Figura 1: Ilustração presente em um folheto de divulgação da Cruzada Pró-Infância (Cruzada Pró-Infância, 1930a).

Ilustração presente em um folheto de divulgação da Cruzada Pró-Infância (Cruzada Pró-Infância, 1930a).

Fonte: Acervo Instituto Butantan – Núcleo de Documentação

A partir da valorização da criança nessa empreitada, a Puericultura, como ramo da Higiene Geral, surgia como um instrumento utilizado para garantir a prevenção de doenças, o aprimoramento do regime alimentar e o cuidado pré-natal desde as primeiras fases da vida infantil, contribuindo, dessa forma, para a preservação e aperfeiçoamento da raça, sendo considerada elemento fundamental para promover o ramo da eugenia positiva, baseada em ações higiênicas e educativas e tida como aliada na proteção do futuro da humanidade por meio das crianças (Mota, 2003; Mota e Schraiber, 2009).
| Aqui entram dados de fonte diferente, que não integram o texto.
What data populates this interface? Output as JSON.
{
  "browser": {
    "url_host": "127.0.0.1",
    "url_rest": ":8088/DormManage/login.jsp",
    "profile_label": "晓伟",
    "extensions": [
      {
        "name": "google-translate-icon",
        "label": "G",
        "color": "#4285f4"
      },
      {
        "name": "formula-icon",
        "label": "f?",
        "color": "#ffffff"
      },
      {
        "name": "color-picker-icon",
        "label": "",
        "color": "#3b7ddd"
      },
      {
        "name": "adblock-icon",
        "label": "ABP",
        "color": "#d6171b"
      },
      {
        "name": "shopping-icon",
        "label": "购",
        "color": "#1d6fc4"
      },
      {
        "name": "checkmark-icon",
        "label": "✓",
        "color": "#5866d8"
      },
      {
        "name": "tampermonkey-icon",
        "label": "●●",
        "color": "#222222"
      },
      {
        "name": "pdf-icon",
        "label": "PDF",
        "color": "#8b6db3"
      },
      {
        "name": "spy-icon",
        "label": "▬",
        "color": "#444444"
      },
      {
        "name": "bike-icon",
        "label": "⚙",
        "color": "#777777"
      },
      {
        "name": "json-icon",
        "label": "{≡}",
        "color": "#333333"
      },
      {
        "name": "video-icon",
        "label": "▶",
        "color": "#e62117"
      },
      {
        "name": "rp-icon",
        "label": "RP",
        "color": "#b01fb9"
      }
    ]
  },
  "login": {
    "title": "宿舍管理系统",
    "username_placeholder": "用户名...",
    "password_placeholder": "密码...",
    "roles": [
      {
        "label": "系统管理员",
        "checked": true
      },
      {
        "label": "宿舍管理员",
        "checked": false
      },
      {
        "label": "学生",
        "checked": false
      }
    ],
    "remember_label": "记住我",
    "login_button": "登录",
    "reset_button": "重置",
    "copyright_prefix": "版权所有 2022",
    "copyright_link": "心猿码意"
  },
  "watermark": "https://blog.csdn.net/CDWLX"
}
A Puericultura desenvolveu-se na França no final do século XIX, propondo-se a normatizar os aspectos relacionados à melhor forma de se cuidar de uma criança, visando a uma saúde perfeita. Deveria ser dirigida a todas as crianças, mas era colocada pelos médicos como prioritária àquelas que nasciam em um meio social desfavorável, com maiores riscos para a saúde. O surgimento dessa nova prática está inserido em um contexto de expansão da mão-de-obra imigrante no país, que buscava trabalho nas indústrias e era submetida a condições insalubres. Dessa forma, os trabalhadores estavam sujeitos a más condições de saúde, que atingiam também as crianças, gerando aumento da mortalidade infantil (Novaes, 2009).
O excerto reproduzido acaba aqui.